ARE YOU LOVIN' IT? First McDonalds replaced Happy Meal toys with books in the UK. Here in the States, it's a de facto library once the public one closes. As the Wall Street Journal reports, fast Internet connections have become a pre-requisite for using online programs in and out of schools. Yet it remains inaccessible for many in rural parts of the country, leaving students to flock to the nearest Mickey D's or Starbucks, sipping on sodas and coffee while taking advantage of the free Wi-Fi. (The businesses are certainly lovin' it: "It's hard to sit there and watch people eat McDonald's french fries and not go buy your own," says one franchisee.)
This unfortunate--and unhealthy--scenario was on the government's mind two decades ago.
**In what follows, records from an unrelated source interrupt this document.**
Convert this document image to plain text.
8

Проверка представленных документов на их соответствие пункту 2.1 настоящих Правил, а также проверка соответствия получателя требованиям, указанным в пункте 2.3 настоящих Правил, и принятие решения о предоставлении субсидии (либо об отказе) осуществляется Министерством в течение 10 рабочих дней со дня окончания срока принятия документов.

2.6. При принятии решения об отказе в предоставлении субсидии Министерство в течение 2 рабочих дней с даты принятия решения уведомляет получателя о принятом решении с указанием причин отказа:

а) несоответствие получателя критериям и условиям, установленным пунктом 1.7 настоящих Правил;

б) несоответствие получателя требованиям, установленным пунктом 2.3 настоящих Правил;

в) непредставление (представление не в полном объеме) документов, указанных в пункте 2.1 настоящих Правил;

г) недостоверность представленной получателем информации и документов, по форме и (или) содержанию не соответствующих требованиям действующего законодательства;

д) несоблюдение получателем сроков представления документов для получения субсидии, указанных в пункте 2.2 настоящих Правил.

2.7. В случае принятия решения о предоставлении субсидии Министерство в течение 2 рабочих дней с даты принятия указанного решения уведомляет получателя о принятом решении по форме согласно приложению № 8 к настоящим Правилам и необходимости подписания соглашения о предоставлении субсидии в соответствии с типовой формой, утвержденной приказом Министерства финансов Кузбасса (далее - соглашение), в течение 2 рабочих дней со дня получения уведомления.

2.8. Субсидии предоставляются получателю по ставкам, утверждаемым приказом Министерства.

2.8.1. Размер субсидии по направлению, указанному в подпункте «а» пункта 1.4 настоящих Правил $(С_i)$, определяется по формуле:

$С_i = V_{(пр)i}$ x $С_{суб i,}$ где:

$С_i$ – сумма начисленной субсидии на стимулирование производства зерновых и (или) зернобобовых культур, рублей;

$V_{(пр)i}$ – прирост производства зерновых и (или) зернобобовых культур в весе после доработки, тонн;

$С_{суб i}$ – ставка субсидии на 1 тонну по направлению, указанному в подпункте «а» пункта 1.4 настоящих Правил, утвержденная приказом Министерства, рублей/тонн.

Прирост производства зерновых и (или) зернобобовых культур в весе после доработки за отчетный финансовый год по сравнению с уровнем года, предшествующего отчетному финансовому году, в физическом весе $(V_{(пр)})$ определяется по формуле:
But, as the article points out, legislation like E-rate and attempts to enforce rules on telecom companies to provide affordable service have so far been less than fruitful.
Clearer skies may be ahead. The non-profit, EducationSuperHighway, is neck deep in its ongoing project to measure schools' bandwidth speeds around the country. (You can read more about project here.) CEO Evan Marwell shared that, with the cooperation of state education officials in Wisconsin, they've done over 70,000 test runs in the course of six weeks. It's valuable data that will help him, along with officials and policymakers, better visualize the scope of the problem and inform them on their next courses of action--which Marwell hopes include major changes to the E-rate program. One interesting finding: "the biggest problems tend to be in middle-size districts (1,000-5,000 students) that are not big enough to have the dedicated expertise to manage networks, but big enough that there's enough complexity and stress in the system."
Not many edtech bloggers addressed the digital divide in their yearly prognostications. Perhaps the findings from Marwell and the EducationSuperhighway will jolt this fundamental issue back to the forefront of discussions on tech adoption and implementation.